Saudades da blogosfera

Como todas as paixões, esta foi nascendo sem que me apercebesse bem do que estava a acontecer. Foi-se insinuando, crescendo, ganhando espaço e, quando dei por mim, estava apanhada. Literalmente enredada. Começou por ser um mundo fascinante, mas que eu visitava como outsider, uma curiosa que não ousava imiscuir-se num meio a que não pertencia. Tipo penetra numa festa para a qual não tinha sido convidada.

Um dia, ganhei coragem, e, com a ajuda do gaijo que vive lá em casa - como dizia uma saudosa blogueira dissidente da nossa praça - , criei o meu tasco. Na altura não conhecia ainda os babyblogs nem os fotoblogs ou os musicblogs, nem os blogs de gaijas, de gaijos, de sexo, de comida, de livros, de escovas de dentes, de guarda-chuvas, de escárnio ou maldizer. Mas sabia que escrever era a minha vida, uma necessidade quase visceral, e que um blog era um espaço só meu, no qual podia ser a minha própria editora, escolher o assunto, a linguagem e a dimensão dos textos, parvejar, praguejar e divagar ou depressa, ir onde bem entendesse e até corria o risco de... ser lida.

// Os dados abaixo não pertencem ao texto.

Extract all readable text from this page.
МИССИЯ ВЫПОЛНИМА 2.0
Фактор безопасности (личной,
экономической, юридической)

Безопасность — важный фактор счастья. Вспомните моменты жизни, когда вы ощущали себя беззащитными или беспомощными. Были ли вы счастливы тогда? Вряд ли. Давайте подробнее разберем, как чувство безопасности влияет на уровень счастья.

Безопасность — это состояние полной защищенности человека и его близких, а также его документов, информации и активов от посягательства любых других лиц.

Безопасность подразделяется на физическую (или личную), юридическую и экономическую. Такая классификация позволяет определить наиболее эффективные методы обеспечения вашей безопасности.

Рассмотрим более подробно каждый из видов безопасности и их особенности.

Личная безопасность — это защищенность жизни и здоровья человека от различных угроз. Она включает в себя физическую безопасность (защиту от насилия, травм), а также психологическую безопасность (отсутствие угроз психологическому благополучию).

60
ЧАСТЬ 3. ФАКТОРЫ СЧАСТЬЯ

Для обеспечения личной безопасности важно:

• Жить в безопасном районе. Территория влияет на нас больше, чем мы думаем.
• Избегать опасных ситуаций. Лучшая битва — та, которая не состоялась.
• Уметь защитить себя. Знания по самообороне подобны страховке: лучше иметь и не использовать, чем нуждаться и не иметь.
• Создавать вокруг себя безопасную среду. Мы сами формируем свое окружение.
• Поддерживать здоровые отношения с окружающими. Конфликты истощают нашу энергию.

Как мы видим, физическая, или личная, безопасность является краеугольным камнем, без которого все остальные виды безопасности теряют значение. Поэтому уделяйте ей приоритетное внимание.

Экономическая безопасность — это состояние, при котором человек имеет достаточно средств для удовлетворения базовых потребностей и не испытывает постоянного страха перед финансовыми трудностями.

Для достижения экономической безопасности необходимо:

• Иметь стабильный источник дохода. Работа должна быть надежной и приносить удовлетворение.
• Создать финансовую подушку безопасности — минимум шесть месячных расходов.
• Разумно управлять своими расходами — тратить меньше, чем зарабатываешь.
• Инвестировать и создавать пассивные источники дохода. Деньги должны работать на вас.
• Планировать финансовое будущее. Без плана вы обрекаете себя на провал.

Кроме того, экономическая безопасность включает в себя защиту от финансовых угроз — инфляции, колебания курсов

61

(Sim, inúmeros e incontáveis, não me venham com tangas. Se a malta escreve, não é para si própria - eu, pelo menos, não acredito nisso. O mais solitário dos escritores, o que guarda os poemas e romances na gaveta e não diz a ninguém que os tem, se esconde para sacar da pena e do caderninho e dá ares de não saber alinhar duas palavras seguidas sonha secretamente com o Nobel da literatura. Ainda que afirme aos quatro ventos que o faz para se entreter, de si para consigo, como hobbie, como disciplina, em jeito de registo, pela necessidade de uma companhia e trinta por uma linha, tenho para mim - quem é que no outro dia confessava ter um fraquinho por esta expressão e andar há tempos à procura de uma ocasião para a utilizar? Se calhar era eu própria, perdoem-me os inúmeros e incontáveis, mas esta cabecinha já trabalhou melhor, ai já já... -que o faz na esperança secreta que os escritos sejam desencantados por alguém, publicados e revelados ao mundo ainda em tempo útil, que é como diz, de preferência antes ter retornado ao estado de pó e condenado à imaterialidade eterna. Pois criticai-me e - quiçá? - condenai-me até, à vontadinha que eu cá não vou nesses grupos do escritor autista que escreve apenas para si próprio. Todos escrevemos para alguém.)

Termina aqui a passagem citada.